ESPN doesn’t televise the Super Bowl, but they do saturate the big game with wall-to-wall coverage each and every year. Earlier this week, the network announced that sports fans had watched an impossibly large amount of television to consume from the Pro Bowl to the Super Bowl. Viewers watched a total of over 7.1 billion minutes of Bristol’s Super Bowl and NFL coverage throughout the week across ESPN, ESPN2, and ESPNEWS.
Ok, but what does that mean exactly?
While it might be hard to appreciate those numbers without much context, it is interesting to note that it does represent significant growth for Super Bowl week at ESPN. According to an ESPN spokesperson, the network’s Super Bowl week NFL coverage generated just over 6 billion minutes of reach in 2014. Therefore, the network’s NFL offerings during the week leading up to the game grew by 18% in 2015.

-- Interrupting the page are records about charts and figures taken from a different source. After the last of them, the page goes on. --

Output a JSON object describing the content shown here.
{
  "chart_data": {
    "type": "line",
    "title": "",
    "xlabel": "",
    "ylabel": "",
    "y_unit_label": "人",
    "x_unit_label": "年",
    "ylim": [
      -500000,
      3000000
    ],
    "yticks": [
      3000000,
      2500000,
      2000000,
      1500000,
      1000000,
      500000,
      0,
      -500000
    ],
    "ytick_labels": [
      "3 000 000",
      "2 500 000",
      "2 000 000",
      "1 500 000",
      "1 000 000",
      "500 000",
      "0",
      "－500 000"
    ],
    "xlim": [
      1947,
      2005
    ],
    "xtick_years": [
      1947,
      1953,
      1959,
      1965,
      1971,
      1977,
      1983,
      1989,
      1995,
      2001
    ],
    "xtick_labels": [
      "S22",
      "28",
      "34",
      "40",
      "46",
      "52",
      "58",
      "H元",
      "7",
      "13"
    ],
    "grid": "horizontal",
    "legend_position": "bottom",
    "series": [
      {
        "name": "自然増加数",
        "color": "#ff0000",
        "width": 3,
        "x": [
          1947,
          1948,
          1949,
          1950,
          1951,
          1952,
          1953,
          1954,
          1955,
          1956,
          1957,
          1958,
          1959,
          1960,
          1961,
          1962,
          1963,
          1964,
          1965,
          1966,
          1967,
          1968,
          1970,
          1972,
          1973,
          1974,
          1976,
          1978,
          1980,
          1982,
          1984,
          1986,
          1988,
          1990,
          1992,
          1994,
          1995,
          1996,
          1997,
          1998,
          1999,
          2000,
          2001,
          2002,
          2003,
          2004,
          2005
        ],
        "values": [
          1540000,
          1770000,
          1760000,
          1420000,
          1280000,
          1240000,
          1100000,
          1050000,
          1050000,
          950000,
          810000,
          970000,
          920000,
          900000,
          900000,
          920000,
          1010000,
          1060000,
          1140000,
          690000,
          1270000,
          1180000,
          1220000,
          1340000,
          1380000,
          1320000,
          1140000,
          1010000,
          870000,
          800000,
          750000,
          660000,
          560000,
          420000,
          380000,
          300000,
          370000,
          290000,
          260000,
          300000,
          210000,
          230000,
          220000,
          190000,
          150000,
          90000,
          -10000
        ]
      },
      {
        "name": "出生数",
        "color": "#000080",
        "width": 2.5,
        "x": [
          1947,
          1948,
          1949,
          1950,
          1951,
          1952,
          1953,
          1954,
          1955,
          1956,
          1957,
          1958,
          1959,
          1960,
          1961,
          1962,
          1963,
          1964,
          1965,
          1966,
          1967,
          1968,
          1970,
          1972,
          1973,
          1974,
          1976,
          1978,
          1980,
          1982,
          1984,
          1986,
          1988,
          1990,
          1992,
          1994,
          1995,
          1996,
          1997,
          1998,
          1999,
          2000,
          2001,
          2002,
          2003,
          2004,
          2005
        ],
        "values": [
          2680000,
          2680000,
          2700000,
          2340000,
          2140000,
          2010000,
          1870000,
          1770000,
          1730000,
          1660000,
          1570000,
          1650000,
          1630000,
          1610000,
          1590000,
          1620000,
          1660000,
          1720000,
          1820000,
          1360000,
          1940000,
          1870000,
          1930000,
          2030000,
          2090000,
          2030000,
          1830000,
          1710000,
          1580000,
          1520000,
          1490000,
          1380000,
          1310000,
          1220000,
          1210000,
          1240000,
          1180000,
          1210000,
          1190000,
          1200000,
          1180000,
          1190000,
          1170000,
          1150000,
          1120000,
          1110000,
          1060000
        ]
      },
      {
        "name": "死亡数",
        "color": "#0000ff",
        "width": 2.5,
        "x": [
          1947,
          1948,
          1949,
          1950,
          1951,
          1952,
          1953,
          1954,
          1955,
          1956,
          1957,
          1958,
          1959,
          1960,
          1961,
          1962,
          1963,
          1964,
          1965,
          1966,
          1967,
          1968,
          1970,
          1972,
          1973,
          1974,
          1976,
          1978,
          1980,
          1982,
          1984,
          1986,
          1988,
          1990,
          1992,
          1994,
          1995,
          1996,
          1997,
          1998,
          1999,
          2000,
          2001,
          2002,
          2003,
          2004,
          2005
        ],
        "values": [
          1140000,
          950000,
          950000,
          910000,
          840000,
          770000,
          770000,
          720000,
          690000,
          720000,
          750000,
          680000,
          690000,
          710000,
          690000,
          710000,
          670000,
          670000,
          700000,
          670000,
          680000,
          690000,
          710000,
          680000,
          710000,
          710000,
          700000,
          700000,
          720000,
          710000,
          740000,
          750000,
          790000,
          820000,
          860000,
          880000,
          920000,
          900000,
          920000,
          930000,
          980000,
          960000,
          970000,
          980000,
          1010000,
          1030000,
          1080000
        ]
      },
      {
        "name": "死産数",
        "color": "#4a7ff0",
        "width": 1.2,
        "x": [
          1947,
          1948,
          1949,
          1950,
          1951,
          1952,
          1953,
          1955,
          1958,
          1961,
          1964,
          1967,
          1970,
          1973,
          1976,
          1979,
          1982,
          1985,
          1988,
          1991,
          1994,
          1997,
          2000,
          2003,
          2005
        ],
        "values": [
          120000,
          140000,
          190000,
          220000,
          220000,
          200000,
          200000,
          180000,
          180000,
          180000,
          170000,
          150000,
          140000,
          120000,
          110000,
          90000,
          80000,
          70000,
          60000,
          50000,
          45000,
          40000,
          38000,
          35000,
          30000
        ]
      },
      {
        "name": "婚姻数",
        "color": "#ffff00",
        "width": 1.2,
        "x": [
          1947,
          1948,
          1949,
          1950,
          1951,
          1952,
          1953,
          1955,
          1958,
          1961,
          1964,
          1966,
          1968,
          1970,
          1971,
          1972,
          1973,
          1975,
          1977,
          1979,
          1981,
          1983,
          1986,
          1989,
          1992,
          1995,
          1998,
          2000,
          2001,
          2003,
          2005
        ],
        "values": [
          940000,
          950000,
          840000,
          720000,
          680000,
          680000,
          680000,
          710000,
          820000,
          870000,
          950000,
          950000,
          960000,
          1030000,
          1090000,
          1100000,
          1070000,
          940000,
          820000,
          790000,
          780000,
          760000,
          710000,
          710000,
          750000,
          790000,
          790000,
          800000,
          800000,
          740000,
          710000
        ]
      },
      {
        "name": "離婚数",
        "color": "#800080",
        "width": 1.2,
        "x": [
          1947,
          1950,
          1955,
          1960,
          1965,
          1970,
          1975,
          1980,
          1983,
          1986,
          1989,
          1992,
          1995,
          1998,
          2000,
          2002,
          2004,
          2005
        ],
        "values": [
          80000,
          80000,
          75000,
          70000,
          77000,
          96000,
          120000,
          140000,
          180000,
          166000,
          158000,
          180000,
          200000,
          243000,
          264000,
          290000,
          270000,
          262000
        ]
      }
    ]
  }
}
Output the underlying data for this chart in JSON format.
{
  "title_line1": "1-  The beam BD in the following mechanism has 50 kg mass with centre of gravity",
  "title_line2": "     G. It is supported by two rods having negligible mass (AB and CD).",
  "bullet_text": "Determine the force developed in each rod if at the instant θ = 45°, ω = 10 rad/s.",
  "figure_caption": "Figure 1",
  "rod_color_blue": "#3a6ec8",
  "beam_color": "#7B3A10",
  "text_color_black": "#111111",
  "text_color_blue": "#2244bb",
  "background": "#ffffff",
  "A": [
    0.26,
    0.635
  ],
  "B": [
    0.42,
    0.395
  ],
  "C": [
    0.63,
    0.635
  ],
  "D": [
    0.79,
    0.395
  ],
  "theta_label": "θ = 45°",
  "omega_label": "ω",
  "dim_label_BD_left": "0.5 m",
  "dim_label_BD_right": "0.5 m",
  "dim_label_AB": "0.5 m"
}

With the popularity and interest in the NFL, one would assume there wouldn’t be that much room to grow. The Super Bowl audience set a new record audience on Sunday night with 114.4 million, but that only represented a 1.9% increase from last year. So how did ESPN get to 18%?
The answers seem obvious – first of all the network had the rights to the Pro Bowl this year from NBC. And in spite of all the derision and mockery towards the game, it still drew an audience of 8.7 million viewers. That kind of audience provides a massive boost to the bottom line.
The second answer is equally as important – the DeflateGate controversy. With there being more controversy and drama than ever entering the big game, clearly ESPN was a huge beneficiary. And between DeflateGate, Marshawn Lynch, Media Day, Roger Goodell, and all the other intrigue during Super Bowl week, Bristol’s wall-to-wall coverage definitely benefitted.
The Super Bowl isn’t just a three hour game anymore. It’s a week long event. And it’s in that wall-to-wall coverage, and ESPN’s ability to saturate an event from head to toe, where it maintains its massive gap over prospective rivals like NBCSN and Fox Sports 1.